19 April 2025
The really big news this week is that Jeff Bezos’s Blue Origin spaceflight programme launched one of their phallic-symbol pods ‘manned’ entirely by ‘chicks’ into space for 11 minutes so they could patronise show the world how enlightened they are. Blue Origin is, of course, targeted at the tourism industry rather than any serious exploration of spacei.
Wouldn’t it be better if space programmes were crewed by the people who could contribute most to scientific research regardless of what gender was assigned to them at birth (which is known to be an arbitrary judgement in some cases)? Sadly, as Bob Dylan said “I don’t think it’s liable to happen / Like the sound of one hand clappin’.”
Donald Trump has of course banned diversity, equity and inclusion programs so they can happily exclude females, with or without penises, in future unless the PR justifies it.
Bezos’s Amazon gave $1m to Trump’s 2024 election campaign and Bezos himself stopped the Washington Post publishing an editorial supporting Kamala Harris. By a complete coincidence, Trump’s gang has just awarded a $2bn contract to Blue Origin.
(I’ve a friend who, as far as I know, doesn’t have any particular problems with his own penis but gets tremendously agitated about where trans women should be allowed to ‘wash’ if they haven’t undergone a full physical transformation; I can only think this is because he thinks he’s a traditional man who knows how to protect chicks better than they do themselves.)
The same friend also seems to think that I must support Labour because he’s sussed I’m not a great fan of Trump or Elon Musk – why does my computer keep printing Muck when I’m trying to write Musk? – or any of the 22 Conservative leaders we’ve had in the last few years (fact checkers should note that I have guessed how many leaders the Tories have consumed in the last 35 years and 22 might be wrong).
In fact, I think Labour’s proposal to reduce benefits is stupid and their decision to take the gender assigned at birth as definitive reminded me of the old saw “For every complex problem, there’s a simple solution, and it’s wrong”.
Last week, I also came across a quotation from the 20th century economist Walter E Williams who said “Most of the great problems we face are caused by politicians creating solutions to problems they created in the first place.”
More interesting reading is likely to be found in Corinna Lain’s book Secrets of the Killing State: The Untold Story of Lethal Injection, which is to be published on 22 April. She describes her motive in writing this as “I was trying to figure out why states are so breathtakingly bad at a procedure that we use on cats and dogs every day”, something I’ve often wondered.
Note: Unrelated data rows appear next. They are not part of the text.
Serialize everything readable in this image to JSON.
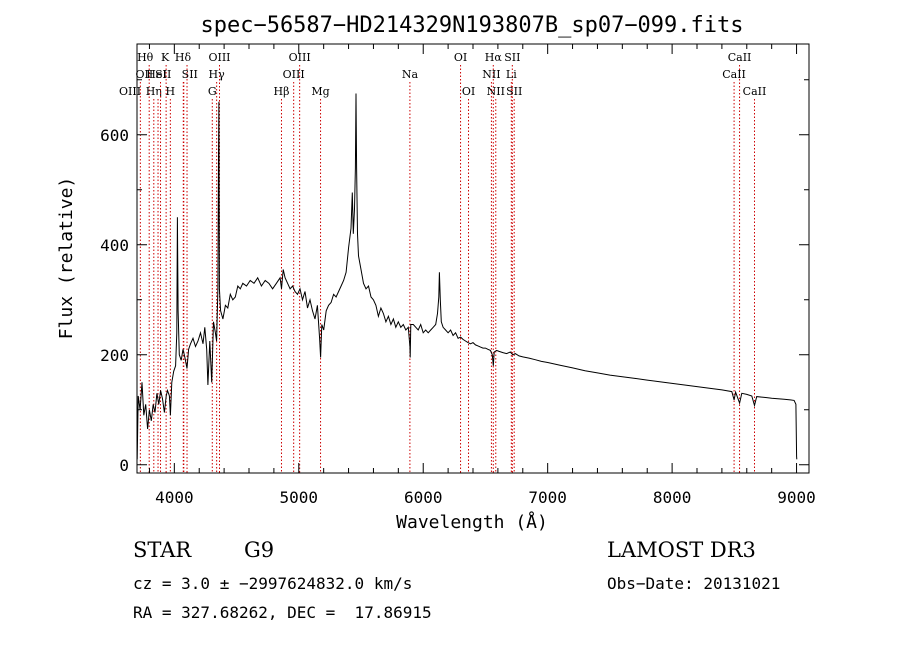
{
  "chart_data": {
    "type": "line",
    "title": "spec−56587−HD214329N193807B_sp07−099.fits",
    "xlabel": "Wavelength (Å)",
    "ylabel": "Flux (relative)",
    "xlim": [
      3700,
      9100
    ],
    "ylim": [
      -15,
      765
    ],
    "xticks": [
      4000,
      5000,
      6000,
      7000,
      8000,
      9000
    ],
    "yticks": [
      0,
      200,
      400,
      600
    ],
    "grid": false,
    "line_color": "#000000",
    "marker_color": "#cc0000",
    "spectrum": [
      [
        3702,
        10
      ],
      [
        3710,
        125
      ],
      [
        3725,
        100
      ],
      [
        3740,
        150
      ],
      [
        3755,
        90
      ],
      [
        3770,
        110
      ],
      [
        3785,
        65
      ],
      [
        3800,
        100
      ],
      [
        3815,
        80
      ],
      [
        3830,
        110
      ],
      [
        3845,
        95
      ],
      [
        3860,
        130
      ],
      [
        3875,
        110
      ],
      [
        3890,
        135
      ],
      [
        3905,
        120
      ],
      [
        3920,
        95
      ],
      [
        3935,
        125
      ],
      [
        3945,
        135
      ],
      [
        3960,
        125
      ],
      [
        3968,
        90
      ],
      [
        3980,
        150
      ],
      [
        3995,
        170
      ],
      [
        4010,
        180
      ],
      [
        4020,
        240
      ],
      [
        4025,
        450
      ],
      [
        4030,
        280
      ],
      [
        4040,
        200
      ],
      [
        4055,
        190
      ],
      [
        4070,
        210
      ],
      [
        4085,
        195
      ],
      [
        4102,
        175
      ],
      [
        4115,
        210
      ],
      [
        4130,
        220
      ],
      [
        4150,
        230
      ],
      [
        4170,
        215
      ],
      [
        4190,
        225
      ],
      [
        4210,
        240
      ],
      [
        4230,
        220
      ],
      [
        4245,
        250
      ],
      [
        4260,
        210
      ],
      [
        4270,
        145
      ],
      [
        4285,
        225
      ],
      [
        4300,
        150
      ],
      [
        4315,
        260
      ],
      [
        4330,
        240
      ],
      [
        4340,
        225
      ],
      [
        4350,
        320
      ],
      [
        4355,
        560
      ],
      [
        4358,
        660
      ],
      [
        4362,
        320
      ],
      [
        4372,
        280
      ],
      [
        4390,
        265
      ],
      [
        4410,
        290
      ],
      [
        4430,
        285
      ],
      [
        4450,
        310
      ],
      [
        4470,
        300
      ],
      [
        4490,
        305
      ],
      [
        4510,
        325
      ],
      [
        4530,
        320
      ],
      [
        4550,
        330
      ],
      [
        4580,
        325
      ],
      [
        4610,
        335
      ],
      [
        4640,
        330
      ],
      [
        4670,
        340
      ],
      [
        4700,
        325
      ],
      [
        4730,
        335
      ],
      [
        4760,
        330
      ],
      [
        4790,
        320
      ],
      [
        4820,
        330
      ],
      [
        4850,
        340
      ],
      [
        4861,
        320
      ],
      [
        4875,
        355
      ],
      [
        4890,
        340
      ],
      [
        4910,
        330
      ],
      [
        4930,
        320
      ],
      [
        4950,
        325
      ],
      [
        4970,
        315
      ],
      [
        4990,
        310
      ],
      [
        5010,
        320
      ],
      [
        5030,
        300
      ],
      [
        5050,
        315
      ],
      [
        5070,
        285
      ],
      [
        5090,
        300
      ],
      [
        5110,
        280
      ],
      [
        5130,
        265
      ],
      [
        5150,
        290
      ],
      [
        5167,
        230
      ],
      [
        5175,
        195
      ],
      [
        5185,
        255
      ],
      [
        5200,
        245
      ],
      [
        5220,
        280
      ],
      [
        5240,
        290
      ],
      [
        5260,
        295
      ],
      [
        5280,
        310
      ],
      [
        5300,
        305
      ],
      [
        5320,
        315
      ],
      [
        5340,
        325
      ],
      [
        5360,
        335
      ],
      [
        5380,
        350
      ],
      [
        5400,
        395
      ],
      [
        5420,
        430
      ],
      [
        5430,
        495
      ],
      [
        5438,
        420
      ],
      [
        5448,
        465
      ],
      [
        5455,
        540
      ],
      [
        5460,
        675
      ],
      [
        5465,
        540
      ],
      [
        5472,
        420
      ],
      [
        5480,
        380
      ],
      [
        5500,
        355
      ],
      [
        5520,
        330
      ],
      [
        5540,
        320
      ],
      [
        5560,
        325
      ],
      [
        5580,
        305
      ],
      [
        5600,
        300
      ],
      [
        5620,
        290
      ],
      [
        5640,
        270
      ],
      [
        5660,
        285
      ],
      [
        5680,
        275
      ],
      [
        5700,
        260
      ],
      [
        5720,
        270
      ],
      [
        5740,
        255
      ],
      [
        5760,
        265
      ],
      [
        5780,
        250
      ],
      [
        5800,
        260
      ],
      [
        5820,
        250
      ],
      [
        5840,
        255
      ],
      [
        5860,
        245
      ],
      [
        5880,
        250
      ],
      [
        5893,
        215
      ],
      [
        5895,
        195
      ],
      [
        5900,
        255
      ],
      [
        5920,
        255
      ],
      [
        5940,
        250
      ],
      [
        5960,
        245
      ],
      [
        5980,
        255
      ],
      [
        6000,
        240
      ],
      [
        6020,
        245
      ],
      [
        6040,
        240
      ],
      [
        6060,
        245
      ],
      [
        6080,
        250
      ],
      [
        6100,
        255
      ],
      [
        6115,
        275
      ],
      [
        6125,
        305
      ],
      [
        6130,
        350
      ],
      [
        6137,
        300
      ],
      [
        6145,
        260
      ],
      [
        6160,
        250
      ],
      [
        6180,
        245
      ],
      [
        6200,
        240
      ],
      [
        6220,
        245
      ],
      [
        6240,
        235
      ],
      [
        6260,
        240
      ],
      [
        6280,
        230
      ],
      [
        6300,
        232
      ],
      [
        6320,
        228
      ],
      [
        6340,
        225
      ],
      [
        6360,
        222
      ],
      [
        6380,
        220
      ],
      [
        6400,
        222
      ],
      [
        6420,
        218
      ],
      [
        6440,
        216
      ],
      [
        6460,
        214
      ],
      [
        6480,
        212
      ],
      [
        6500,
        212
      ],
      [
        6520,
        210
      ],
      [
        6540,
        208
      ],
      [
        6555,
        200
      ],
      [
        6563,
        180
      ],
      [
        6570,
        205
      ],
      [
        6590,
        208
      ],
      [
        6610,
        206
      ],
      [
        6640,
        204
      ],
      [
        6670,
        202
      ],
      [
        6700,
        205
      ],
      [
        6720,
        200
      ],
      [
        6740,
        202
      ],
      [
        6770,
        198
      ],
      [
        6800,
        196
      ],
      [
        6850,
        194
      ],
      [
        6900,
        191
      ],
      [
        6950,
        188
      ],
      [
        7000,
        186
      ],
      [
        7100,
        181
      ],
      [
        7200,
        176
      ],
      [
        7300,
        171
      ],
      [
        7400,
        167
      ],
      [
        7500,
        163
      ],
      [
        7600,
        160
      ],
      [
        7700,
        157
      ],
      [
        7800,
        154
      ],
      [
        7900,
        151
      ],
      [
        8000,
        148
      ],
      [
        8100,
        145
      ],
      [
        8200,
        142
      ],
      [
        8300,
        139
      ],
      [
        8400,
        136
      ],
      [
        8480,
        133
      ],
      [
        8498,
        118
      ],
      [
        8510,
        132
      ],
      [
        8542,
        112
      ],
      [
        8560,
        130
      ],
      [
        8600,
        128
      ],
      [
        8640,
        125
      ],
      [
        8662,
        108
      ],
      [
        8680,
        124
      ],
      [
        8720,
        123
      ],
      [
        8760,
        122
      ],
      [
        8800,
        121
      ],
      [
        8850,
        120
      ],
      [
        8900,
        119
      ],
      [
        8950,
        118
      ],
      [
        8980,
        117
      ],
      [
        8995,
        110
      ],
      [
        9000,
        15
      ],
      [
        9002,
        10
      ]
    ],
    "lines": [
      {
        "label": "Hθ",
        "x": 3798,
        "row": 0,
        "offset": -4
      },
      {
        "label": "OII",
        "x": 3727,
        "row": 1,
        "offset": 4
      },
      {
        "label": "OIII",
        "x": 3869,
        "row": 2,
        "offset": -28
      },
      {
        "label": "Hη",
        "x": 3835,
        "row": 2,
        "offset": 0
      },
      {
        "label": "HeI",
        "x": 3889,
        "row": 1,
        "offset": -4
      },
      {
        "label": "K",
        "x": 3934,
        "row": 0,
        "offset": -1
      },
      {
        "label": "SII",
        "x": 4072,
        "row": 1,
        "offset": -20
      },
      {
        "label": "H",
        "x": 3968,
        "row": 2,
        "offset": 0
      },
      {
        "label": "Hδ",
        "x": 4102,
        "row": 0,
        "offset": -4
      },
      {
        "label": "SII",
        "x": 4076,
        "row": 1,
        "offset": 6
      },
      {
        "label": "OIII",
        "x": 4363,
        "row": 0,
        "offset": 0
      },
      {
        "label": "Hγ",
        "x": 4340,
        "row": 1,
        "offset": 0
      },
      {
        "label": "G",
        "x": 4305,
        "row": 2,
        "offset": 0
      },
      {
        "label": "OIII",
        "x": 5007,
        "row": 0,
        "offset": 0
      },
      {
        "label": "OIII",
        "x": 4959,
        "row": 1,
        "offset": 0
      },
      {
        "label": "Hβ",
        "x": 4861,
        "row": 2,
        "offset": 0
      },
      {
        "label": "Mg",
        "x": 5175,
        "row": 2,
        "offset": 0
      },
      {
        "label": "Na",
        "x": 5893,
        "row": 1,
        "offset": 0
      },
      {
        "label": "OI",
        "x": 6300,
        "row": 0,
        "offset": 0
      },
      {
        "label": "OI",
        "x": 6364,
        "row": 2,
        "offset": 0
      },
      {
        "label": "Hα",
        "x": 6563,
        "row": 0,
        "offset": 0
      },
      {
        "label": "NII",
        "x": 6548,
        "row": 1,
        "offset": 0
      },
      {
        "label": "NII",
        "x": 6583,
        "row": 2,
        "offset": 0
      },
      {
        "label": "SII",
        "x": 6716,
        "row": 0,
        "offset": 0
      },
      {
        "label": "Li",
        "x": 6708,
        "row": 1,
        "offset": 0
      },
      {
        "label": "SII",
        "x": 6731,
        "row": 2,
        "offset": 0
      },
      {
        "label": "CaII",
        "x": 8542,
        "row": 0,
        "offset": 0
      },
      {
        "label": "CaII",
        "x": 8498,
        "row": 1,
        "offset": 0
      },
      {
        "label": "CaII",
        "x": 8662,
        "row": 2,
        "offset": 0
      }
    ]
  },
  "footer": {
    "object_class": "STAR",
    "subclass": "G9",
    "survey": "LAMOST DR3",
    "redshift": "cz = 3.0 ± −2997624832.0 km/s",
    "obs_date": "Obs−Date: 20131021",
    "coords": "RA = 327.68262, DEC =  17.86915"
  }
}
Her answer is that a significant factor is who performs the executions and she offers Missouri’s chief executioner from 1995-2006, Dr Alan Doerhoff, who was responsible for 54 of the state’s 65 executions, as an example; he has since boasted that “Nobody will ever do as many [executions] as I have.” There are a lot of words that describe such people, most of them ending in ‘pathy’.
Prisoners on death row were allowed to employ lawyers to carry out a (limited) inquiry into Doerhoff’s experience and, under oath, the executioner testified that that he had problems mixing the drugs “so right now we’re still improvising”. He also said that he “sometimes transpose[d] numbers” and that he was dyslexic (he later denied this saying he just sometimes just got numbers muddled).
In Arizona, one of the ‘IV team executioners’ had once been a nurse but their licence was suspended after they’d been arrested multiple times for Driving Under the Influence while impaired by alcohol or other drugs. In one 10-day period in 2007, they were arrested three times in Arizona.
Another member of the team had no medical licence and also had a record of DUI as well as bouncing a cheque. Their only relevant experience was once serving in a military medical corps (although they hadn’t actually inserted an IV for 15 years).
Aren’t these people on the wrong end of the needle?
As at 1 January 2024, 2,241 people were on death row in America; 58% of them are not classified as ‘white’.
Not all states use injections for executions so perhaps frustrated British shooters who are being stopped from killing wildlife on peatlands over here would like to satisfy their urge to kill by applying for these jobs?
For some reason, this brings to mind a recent article in Which? magazine on the different types of parking tickets issued in the UK. This was all new to me and I can do no better than quote from their article:
“Most parking tickets will be one of these three:
Penalty Charge Notice (PCN) or Excess Charge Notice (ECN) – usually issued by the council on public land, such as a high street or council car park.
Parking Charge Notice – issued by a landowner or parking company on private land, such as a supermarket car park.
Fixed Penalty Notice (FPN) – issued by the police on red routes, white zig zags or where the police manage parking.”
They are enforced in different ways and the private parking companies have the empathetic public-spiritedness of Hitler’s Waffen SS. Even when they allow people 20 minutes free parking, if you spend 10 minutes there, then spend 9 minutes finding a working payment machine and queuing behind people trying to get it to work, then take 2 minutes getting back to your car and leaving the car park, tough. Leave it and £1.90 goes up exponentially – the highest I’ve heard of so far is £180.
Which? also offers advice on dealing with usurious increases, but there are no guarantees of success.